HÉLÈNE BARIL LA PRESSE

Même si les données utilisées pour mesurer le produit intérieur brut sont désaisonnalisées, c'est-à-dire délestées des variables climatiques, des températures très anormales peuvent avoir un effet sur la croissance économique.

C'est ce qui s'est produit en novembre dernier, explique Mario Beaulieu, de l'Institut de la statistique du Québec. Le secteur ayant enregistré la plus forte hausse d'activités ce mois-là a été celui des services publics, notamment Hydro-Québec qui a produit plus d'énergie pour faire face à l'arrivée hâtive de l'hiver.

Avec un gain de 4,9 %, la production d'électricité et de gaz a accéléré l'activité économique en novembre, confirme Hélène Bégin, économiste principale de Desjardins.

Les autres secteurs qui ont contribué à faire tourner la roue sont la fabrication (+ 1,2 %) et le commerce de gros (+ 1 %).

À 0,5 %, la hausse du PIB québécois en novembre est plutôt étonnante, selon elle. En octobre, le PIB avait augmenté de 0,3 % et plusieurs signes de ralentissement avaient déjà commencé à apparaître à la fin de 2018.

Après 11 mois de données compilées, le rythme annuel de croissance est de 2,3 % pour le Québec. C'est comme ça que devrait se conclure l'année entière, prévoit Desjardins.

Ralentissement

Si le Québec conclut 2018 avec une croissance de 2,3 %, ce sera une très bonne année, mais un ralentissement marqué par rapport à 2017, quand le PIB a augmenté de 2,9 %.

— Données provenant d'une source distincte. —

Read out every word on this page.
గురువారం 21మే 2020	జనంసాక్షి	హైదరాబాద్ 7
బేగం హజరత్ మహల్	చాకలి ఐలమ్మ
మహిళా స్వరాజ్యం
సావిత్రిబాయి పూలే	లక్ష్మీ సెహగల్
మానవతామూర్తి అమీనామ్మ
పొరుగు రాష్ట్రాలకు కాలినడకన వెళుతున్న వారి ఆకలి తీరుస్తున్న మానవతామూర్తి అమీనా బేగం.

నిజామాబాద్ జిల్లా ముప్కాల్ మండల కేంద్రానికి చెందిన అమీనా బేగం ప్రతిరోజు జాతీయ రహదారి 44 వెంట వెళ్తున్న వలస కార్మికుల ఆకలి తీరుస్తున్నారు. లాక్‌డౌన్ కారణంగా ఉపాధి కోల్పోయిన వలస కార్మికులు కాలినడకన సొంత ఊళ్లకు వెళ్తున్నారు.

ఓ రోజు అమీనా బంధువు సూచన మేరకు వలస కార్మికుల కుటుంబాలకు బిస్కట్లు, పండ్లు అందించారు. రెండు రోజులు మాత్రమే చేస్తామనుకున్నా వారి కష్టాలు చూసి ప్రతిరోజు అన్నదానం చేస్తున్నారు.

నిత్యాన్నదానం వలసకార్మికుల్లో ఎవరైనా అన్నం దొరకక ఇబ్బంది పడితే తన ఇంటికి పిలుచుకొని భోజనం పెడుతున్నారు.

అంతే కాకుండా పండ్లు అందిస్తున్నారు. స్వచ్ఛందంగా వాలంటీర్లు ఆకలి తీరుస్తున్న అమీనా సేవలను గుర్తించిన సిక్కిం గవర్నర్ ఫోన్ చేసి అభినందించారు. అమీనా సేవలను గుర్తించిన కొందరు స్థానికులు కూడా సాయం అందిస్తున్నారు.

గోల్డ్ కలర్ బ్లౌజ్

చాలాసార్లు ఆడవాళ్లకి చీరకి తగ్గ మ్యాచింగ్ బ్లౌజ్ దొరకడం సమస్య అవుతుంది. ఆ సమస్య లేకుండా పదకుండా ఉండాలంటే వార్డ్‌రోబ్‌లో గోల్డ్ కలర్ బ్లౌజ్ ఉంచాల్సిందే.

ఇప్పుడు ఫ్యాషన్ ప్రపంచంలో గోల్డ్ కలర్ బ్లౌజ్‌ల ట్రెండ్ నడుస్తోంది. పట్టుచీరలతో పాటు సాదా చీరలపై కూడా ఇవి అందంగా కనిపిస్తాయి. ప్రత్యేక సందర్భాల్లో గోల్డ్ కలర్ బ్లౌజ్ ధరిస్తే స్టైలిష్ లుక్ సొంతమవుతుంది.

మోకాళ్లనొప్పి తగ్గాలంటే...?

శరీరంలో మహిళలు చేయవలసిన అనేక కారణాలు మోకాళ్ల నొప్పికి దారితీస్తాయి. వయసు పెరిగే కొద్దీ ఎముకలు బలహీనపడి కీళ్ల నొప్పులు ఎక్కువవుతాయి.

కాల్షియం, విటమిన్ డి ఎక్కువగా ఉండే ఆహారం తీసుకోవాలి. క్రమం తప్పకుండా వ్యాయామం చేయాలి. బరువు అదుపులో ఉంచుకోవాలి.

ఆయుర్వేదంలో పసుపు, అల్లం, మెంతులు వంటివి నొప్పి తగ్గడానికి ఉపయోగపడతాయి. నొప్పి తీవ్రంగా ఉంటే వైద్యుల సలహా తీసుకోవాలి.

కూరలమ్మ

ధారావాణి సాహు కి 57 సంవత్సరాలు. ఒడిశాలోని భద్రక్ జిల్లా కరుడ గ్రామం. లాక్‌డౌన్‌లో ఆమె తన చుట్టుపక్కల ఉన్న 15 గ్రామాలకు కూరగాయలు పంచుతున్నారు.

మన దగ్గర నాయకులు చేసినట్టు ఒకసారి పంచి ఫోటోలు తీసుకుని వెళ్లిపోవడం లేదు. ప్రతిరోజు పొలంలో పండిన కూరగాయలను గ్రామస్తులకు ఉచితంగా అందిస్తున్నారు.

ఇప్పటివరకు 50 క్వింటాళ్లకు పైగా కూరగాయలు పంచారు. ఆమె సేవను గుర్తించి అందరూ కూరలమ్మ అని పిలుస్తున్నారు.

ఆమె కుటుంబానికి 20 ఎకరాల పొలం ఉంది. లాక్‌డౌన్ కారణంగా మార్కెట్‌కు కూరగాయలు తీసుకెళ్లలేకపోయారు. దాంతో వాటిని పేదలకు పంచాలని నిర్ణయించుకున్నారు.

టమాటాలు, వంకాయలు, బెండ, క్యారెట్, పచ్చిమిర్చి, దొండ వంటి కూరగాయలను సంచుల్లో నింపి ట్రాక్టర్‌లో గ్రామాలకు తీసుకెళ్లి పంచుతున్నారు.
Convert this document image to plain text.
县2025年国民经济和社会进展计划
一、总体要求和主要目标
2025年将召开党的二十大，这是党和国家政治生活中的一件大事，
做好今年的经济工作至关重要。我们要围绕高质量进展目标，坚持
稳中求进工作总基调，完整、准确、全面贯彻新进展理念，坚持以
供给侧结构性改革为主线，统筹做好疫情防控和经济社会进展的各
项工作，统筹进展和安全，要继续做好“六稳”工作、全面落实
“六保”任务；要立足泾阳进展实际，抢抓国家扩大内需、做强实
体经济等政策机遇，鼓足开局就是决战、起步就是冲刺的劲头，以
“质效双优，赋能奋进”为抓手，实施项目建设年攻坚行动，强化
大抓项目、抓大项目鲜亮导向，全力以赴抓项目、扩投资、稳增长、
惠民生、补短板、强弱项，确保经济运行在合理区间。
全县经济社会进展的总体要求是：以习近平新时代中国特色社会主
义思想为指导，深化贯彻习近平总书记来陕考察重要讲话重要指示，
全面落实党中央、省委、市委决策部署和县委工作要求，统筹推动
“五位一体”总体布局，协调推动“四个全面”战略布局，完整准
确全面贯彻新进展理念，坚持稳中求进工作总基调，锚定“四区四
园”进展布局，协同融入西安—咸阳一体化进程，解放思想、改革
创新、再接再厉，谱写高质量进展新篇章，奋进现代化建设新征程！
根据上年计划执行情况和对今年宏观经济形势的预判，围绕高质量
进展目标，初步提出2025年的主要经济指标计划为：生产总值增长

« Le ralentissement est enclenché », estime l'économiste de Desjardins, qui prévoit que le taux de croissance du PIB québécois sera ramené à 1,9 % en 2019.

Déjà, les données disponibles pointent une décélération des ventes au détail, « surtout tout ce qui est sensible aux taux d'intérêt comme les ventes de voitures ou d'appareils ménagers », explique Hélène Bégin.

La Banque du Canada a augmenté cinq fois son taux directeur depuis juillet 2017. Le taux est resté inchangé depuis octobre 2018, à 1,75 %. Sa prochaine annonce est prévue le 6 mars.